Первое время Неупокой старался чаще навещать его, подумывал о воспитании, о «выкупе заложничка моего». Но в чувстве нечаянного отцовства любви оказывалось меньше, чем вины. Всё было чуждым Арсению в семье Мокрени. А сын чем становился старше, тем глубже пропитывался её душно-кислым запахом. Дети растут, аки цветы, внушал себе Неупокой. В зависимости от почвы, луговины. Пришлый отец бессилен. Повторял восточную мудрость: глупец говорит — дом мой, дети мои; ты сам не принадлежишь себе, откуда дом, откуда дети?..
Вечерня текла в волнообразных спадах молитвенного умиления — к мечтаниям. В мерцающем свечном туманце являлась Ксюша. С нею и чуждый застенный мир преображался, манил несбывшимся. Ведь собственная жизнь творится человеком как черновая рукопись, перебелить её никто не успевает. Лишь самовластная душа вольна вернуться к развилке, откуда можно было пойти другой дорогой. Виделись почему-то северные моря, вспоминался Оливер Брюннель. Строгановы привечали таких, как он, но и таких, каким воображал себя Неупокой... Плыли на восход. Длинные сиреневые волны и небеса, лазурные в зените и сизые на горизонте от близости Великого льда, уходили за резную корму с медлительностью монастырской службы. Загадочные тюлени-соглядатаи высовывали головы, блестящие и чёрные, как воинские шапки. На плоских берегах, посверкивавших ледяными жилами, торчали одинокие самоедские чумы. От холода там даже звери жили под землёй, ибо на земле их никто не видел: «Мамант — глава десять пуд, рыло яки свиное, верх уст его две трубы долги, зубов восемь, имеет на главе два рога подобно воловьим...» Не добравшись Ледовитым морем до Индии, возвращались на Обь. В новой крепости, пахнущей тёсом, со слезами счастья встречала Ксюша. С нею — сынок. Будет расти здоровым, вольным отроком, забыв избу Мокрени. Книжнику всё дозволено. Как и иноку, отринувшему и потерявшему всё. Неупокой, сказали бы зернщики, курбовал, мошенничал, подменяя сыну мать, после чего любил его заботливей, чем в жизни...
— Ещё помянем убиенных без вины рабов Божиих Ивана, княгиню Евдокию, Марию да с ними двенадцать душ со старицами, имена их ты, Господи, веси!
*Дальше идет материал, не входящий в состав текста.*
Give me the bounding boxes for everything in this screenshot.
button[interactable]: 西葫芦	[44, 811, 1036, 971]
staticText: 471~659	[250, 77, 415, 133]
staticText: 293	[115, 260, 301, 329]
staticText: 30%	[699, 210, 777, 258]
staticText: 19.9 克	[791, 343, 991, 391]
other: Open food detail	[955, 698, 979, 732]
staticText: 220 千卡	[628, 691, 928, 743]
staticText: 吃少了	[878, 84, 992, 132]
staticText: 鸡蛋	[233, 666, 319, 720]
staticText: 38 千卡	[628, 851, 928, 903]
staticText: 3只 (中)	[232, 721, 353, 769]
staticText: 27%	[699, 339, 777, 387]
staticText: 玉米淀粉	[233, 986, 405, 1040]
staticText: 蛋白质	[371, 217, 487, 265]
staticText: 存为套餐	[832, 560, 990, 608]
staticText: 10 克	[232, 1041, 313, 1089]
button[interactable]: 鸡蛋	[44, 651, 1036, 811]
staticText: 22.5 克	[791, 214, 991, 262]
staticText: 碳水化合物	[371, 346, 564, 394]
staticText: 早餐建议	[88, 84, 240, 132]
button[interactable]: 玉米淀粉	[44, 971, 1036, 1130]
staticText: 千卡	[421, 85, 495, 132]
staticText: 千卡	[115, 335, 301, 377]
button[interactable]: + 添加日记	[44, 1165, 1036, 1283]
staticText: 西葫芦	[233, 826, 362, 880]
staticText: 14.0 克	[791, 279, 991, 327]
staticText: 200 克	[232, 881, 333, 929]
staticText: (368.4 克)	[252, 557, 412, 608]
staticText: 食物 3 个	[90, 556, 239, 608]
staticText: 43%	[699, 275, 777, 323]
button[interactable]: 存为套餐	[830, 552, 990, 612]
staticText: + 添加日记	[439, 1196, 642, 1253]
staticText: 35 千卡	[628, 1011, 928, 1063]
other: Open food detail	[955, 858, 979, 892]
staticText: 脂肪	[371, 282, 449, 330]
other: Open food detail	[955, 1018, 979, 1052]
Дьякон самовольно внёс царевича в синодик, посланный государем в монастыри для вечного поминания загубленных в опричнину. Прежде Ивана поминали как почившего в Бозе, хотя все знали, что он убит отцом. Поступок дьякона выглядел необычайно дерзким, но объяснимым: видимо, из Москвы дошли вести о шатости власти. Бессмертно псковское вольномыслие... Опасливые вздохи вспорхнули и затихли под сводами пещерной церкви. Дьякон читал, и толпы замученных и убиенных с деловитой торопливостью мутной чередой обтекали амвон, уминались в земляную стенку, в красные песчаники. Известно — души до Страшного Суда пребывают в особом мире, в мучительном ожидании, облегчаемом лишь молитвами за них и памятью о них. Потому поминать надлежит даже умерших пятьсот и тысячу лет назад.